By Emily Soares
Special to CNN Interactive
While many of the Cold War films of the '50s found all kinds of ways to dress up their themes, from alien invasions to dysfunctional families, "Big Jim McLain" (1952) is one picture that cuts to the chase. John Wayne and James Arness (both topping out in the 6' 4" range) are a towering team of HUAC agents on assignment. The location is Hawaii, the target is the Honolulu cell of the Communist party and the mission is called -- what else? -- Operation Pineapple.
Hollywood jumped into the HUAC fray years before "Big Jim McLain" made its debut, but few commercial films stated their claims with such shameless relish. That Wayne, whose Wayne-Fellows company produced the film, was instrumental in the project's treatment of the Red menace is no surprise. Three years earlier, in 1949, he was elected president of the Motion Picture Association for the Preservation of American Ideals, a group that not only cooperated freely with the HUAC, but is believed to have initiated the relationship.
Between 1947 and 1954, the major studios released more than 50 anti-Communist films. "They were part of Hollywood's ritual of atonement and appeasement," said critic Nora Sayre in her book "Running Time: Films of the Cold War," "and were aimed at an uninformed audience in a decade when almost anything that middle America feared could be related to Communism."
The film opens with a kind of folk-gothic prologue. Harry Morgan, with strident patriotism, quotes from "The Devil and Daniel Webster" as lightening strikes on a lonely hillside. And if, he says, you're standing on old Dan'l's grave and he asks you "Neighbor, how stands the Union?" you had better have a positive answer.
As expected, the answer in "Big Jim McLain" is that the Union is not standing as "oak-bottomed and copper-sheathed" as she once did. But the menace she faces appears to be less the threat of Communists, who are shown here as a motley crew of thugs and country club rejects bent on knocking each other off, than of those pesky Constitutional protections that keep them out of jail. The film begins and ends with Wayne, as Jim McLain, watching HUAC hearings with silent rage as suspected Communists go free by claiming the Fifth Amendment -- a freedom, he explains, they are actually seeking to destroy.
Wayne is joined in his frustration by partner Mal Baxter, Arness: "My partner ... hates these people," Wayne's voiceover explains. "They shot at him in Korea." So the two head off to the Islands with the hope that this time round, they'll get enough evidence to put some Communists -- this bunch involved in a scheme to disrupt shipping during the Korean War -- away for a good, long time.
Alan Napier is Sturak, their ringleader, a man lacking both conscience and humor (like all true Communists) who can hardly wait to liquidate the expendable members of the cell -- practically all of them. Napier went on to worldwide fame in a far less sinister role, that of Alfred the butler in the "Batman" series.
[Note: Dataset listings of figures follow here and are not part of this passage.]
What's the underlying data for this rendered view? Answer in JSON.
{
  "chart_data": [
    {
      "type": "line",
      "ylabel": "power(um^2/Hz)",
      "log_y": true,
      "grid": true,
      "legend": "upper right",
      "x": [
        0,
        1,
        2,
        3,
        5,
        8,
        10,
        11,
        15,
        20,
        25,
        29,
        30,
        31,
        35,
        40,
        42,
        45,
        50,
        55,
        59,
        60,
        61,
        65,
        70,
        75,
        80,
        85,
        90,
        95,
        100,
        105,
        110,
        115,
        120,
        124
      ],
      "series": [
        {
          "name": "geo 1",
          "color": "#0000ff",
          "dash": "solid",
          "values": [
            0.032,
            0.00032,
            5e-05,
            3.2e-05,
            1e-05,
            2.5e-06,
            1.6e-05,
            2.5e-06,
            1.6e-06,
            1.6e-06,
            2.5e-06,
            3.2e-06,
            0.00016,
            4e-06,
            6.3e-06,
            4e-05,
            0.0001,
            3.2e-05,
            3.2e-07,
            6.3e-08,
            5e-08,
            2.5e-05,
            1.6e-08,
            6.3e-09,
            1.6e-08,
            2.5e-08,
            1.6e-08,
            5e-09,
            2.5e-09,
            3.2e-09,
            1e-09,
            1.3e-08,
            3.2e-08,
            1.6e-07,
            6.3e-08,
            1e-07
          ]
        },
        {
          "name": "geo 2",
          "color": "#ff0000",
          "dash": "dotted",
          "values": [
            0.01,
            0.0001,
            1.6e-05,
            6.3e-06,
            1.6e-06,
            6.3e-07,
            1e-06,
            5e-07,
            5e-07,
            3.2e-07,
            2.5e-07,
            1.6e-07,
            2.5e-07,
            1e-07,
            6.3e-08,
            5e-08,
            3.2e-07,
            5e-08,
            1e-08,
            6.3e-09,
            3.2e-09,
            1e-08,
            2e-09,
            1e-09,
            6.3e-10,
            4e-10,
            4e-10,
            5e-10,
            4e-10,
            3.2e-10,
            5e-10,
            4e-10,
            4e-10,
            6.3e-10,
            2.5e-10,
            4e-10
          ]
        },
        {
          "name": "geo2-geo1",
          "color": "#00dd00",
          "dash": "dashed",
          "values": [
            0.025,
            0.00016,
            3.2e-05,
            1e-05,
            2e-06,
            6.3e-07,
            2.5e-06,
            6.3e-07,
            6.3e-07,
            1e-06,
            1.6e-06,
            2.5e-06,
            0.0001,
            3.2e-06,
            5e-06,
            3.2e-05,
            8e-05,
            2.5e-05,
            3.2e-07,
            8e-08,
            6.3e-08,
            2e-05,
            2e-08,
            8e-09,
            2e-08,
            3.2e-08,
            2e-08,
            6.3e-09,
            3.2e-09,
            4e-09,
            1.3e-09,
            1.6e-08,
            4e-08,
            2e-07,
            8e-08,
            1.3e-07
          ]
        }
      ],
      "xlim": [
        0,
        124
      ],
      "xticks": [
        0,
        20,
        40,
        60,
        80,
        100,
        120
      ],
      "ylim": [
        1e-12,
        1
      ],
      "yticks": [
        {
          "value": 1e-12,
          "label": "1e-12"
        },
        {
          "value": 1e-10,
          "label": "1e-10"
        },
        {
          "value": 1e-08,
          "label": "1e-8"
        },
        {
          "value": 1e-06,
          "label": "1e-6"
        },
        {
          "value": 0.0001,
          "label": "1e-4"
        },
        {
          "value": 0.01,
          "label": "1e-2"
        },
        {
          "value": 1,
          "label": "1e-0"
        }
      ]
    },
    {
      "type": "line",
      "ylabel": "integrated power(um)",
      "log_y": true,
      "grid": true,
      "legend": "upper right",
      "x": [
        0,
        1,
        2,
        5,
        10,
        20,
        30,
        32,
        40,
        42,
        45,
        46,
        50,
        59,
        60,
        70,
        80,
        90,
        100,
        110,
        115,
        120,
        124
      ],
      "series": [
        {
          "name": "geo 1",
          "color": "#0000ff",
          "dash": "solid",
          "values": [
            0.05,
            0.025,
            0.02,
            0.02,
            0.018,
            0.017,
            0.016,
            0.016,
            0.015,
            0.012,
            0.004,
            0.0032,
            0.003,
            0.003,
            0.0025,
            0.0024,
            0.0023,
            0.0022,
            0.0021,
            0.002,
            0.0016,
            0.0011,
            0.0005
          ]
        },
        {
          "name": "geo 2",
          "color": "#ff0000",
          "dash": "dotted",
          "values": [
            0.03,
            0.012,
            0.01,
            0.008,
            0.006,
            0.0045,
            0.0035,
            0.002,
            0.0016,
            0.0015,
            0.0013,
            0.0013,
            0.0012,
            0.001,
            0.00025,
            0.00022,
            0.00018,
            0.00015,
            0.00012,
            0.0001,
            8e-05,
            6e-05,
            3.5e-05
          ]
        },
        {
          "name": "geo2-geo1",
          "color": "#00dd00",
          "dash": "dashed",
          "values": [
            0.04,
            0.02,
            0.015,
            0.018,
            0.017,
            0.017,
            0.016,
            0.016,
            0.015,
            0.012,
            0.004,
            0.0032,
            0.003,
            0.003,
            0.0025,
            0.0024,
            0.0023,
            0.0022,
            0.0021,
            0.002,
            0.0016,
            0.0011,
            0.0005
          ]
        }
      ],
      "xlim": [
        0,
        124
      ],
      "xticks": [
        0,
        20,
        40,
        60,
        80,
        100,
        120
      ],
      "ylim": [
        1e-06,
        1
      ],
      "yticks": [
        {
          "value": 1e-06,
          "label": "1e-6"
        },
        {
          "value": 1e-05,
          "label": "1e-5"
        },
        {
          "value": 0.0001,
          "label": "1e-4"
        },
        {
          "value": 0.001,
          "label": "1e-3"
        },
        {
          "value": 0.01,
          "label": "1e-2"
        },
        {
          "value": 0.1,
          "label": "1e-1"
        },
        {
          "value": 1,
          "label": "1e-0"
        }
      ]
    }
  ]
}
And then there's the love interest, Nancy (Nancy Olson). Representing the kinder, gentler side of anti-Communism (a woman's prerogative), Nancy provides the perfect setup for some of "McLain"'s most pointed dialogue. As she ponders the psychological profile that could lead a person to the "cult" of Communism, Big Jim tells her the "why" is not important:
"I've heard all the jive. This one's a Commie 'cause Mama wouldn't tuck him in at night. That one, 'cause girls wouldn't welcome him with open arms. The 'what' I do know. It's like when I was in uniform. I shot at the guy on the other side of the perimeter 'cause he was the enemy."
Critical response to the film was divided by coast. Eastern reviewers found it oversimplified and irresponsible. One, according to Randy Roberts and James S. Olsen in their book "John Wayne: American," wondered "how many loyal Americans may actually have converted to communism out of embarrassment that their country could produce" such films as "Big Jim McLain."
On the West Coast, however, the film was lavished with praise by film industry publications. Audiences seemed to agree, perhaps enthralled enough with Wayne's presence to overlook the film's sketchy storyline and the lead weight of its politics. "Big Jim McLain" became the most successful film of its anti-Communist genre, grossing $3 million.
As the film winds up, the Commies have once again gotten off on the Fifth, a privilege, McLain laments, intended for "honest, decent citizens." Still, he is optimistic about the future, so long as there are big ships, soldiers and girls like Nancy.
That Wayne's character, Jim McLain, shared initials with Sen. Joseph McCarthy is considered no coincidence. Wayne has said he believed the film helped the election of the Senator for his second term in 1952. And though it's hard to believe that anyone would swallow the sentiment of a film like this one, laughable now in its heavy-handedness, it is chilling to consider how many lives were destroyed by the shrill propaganda of films like "Big Jim McLain," when Cold War hysteria suspended America's disbelief on and off the screen.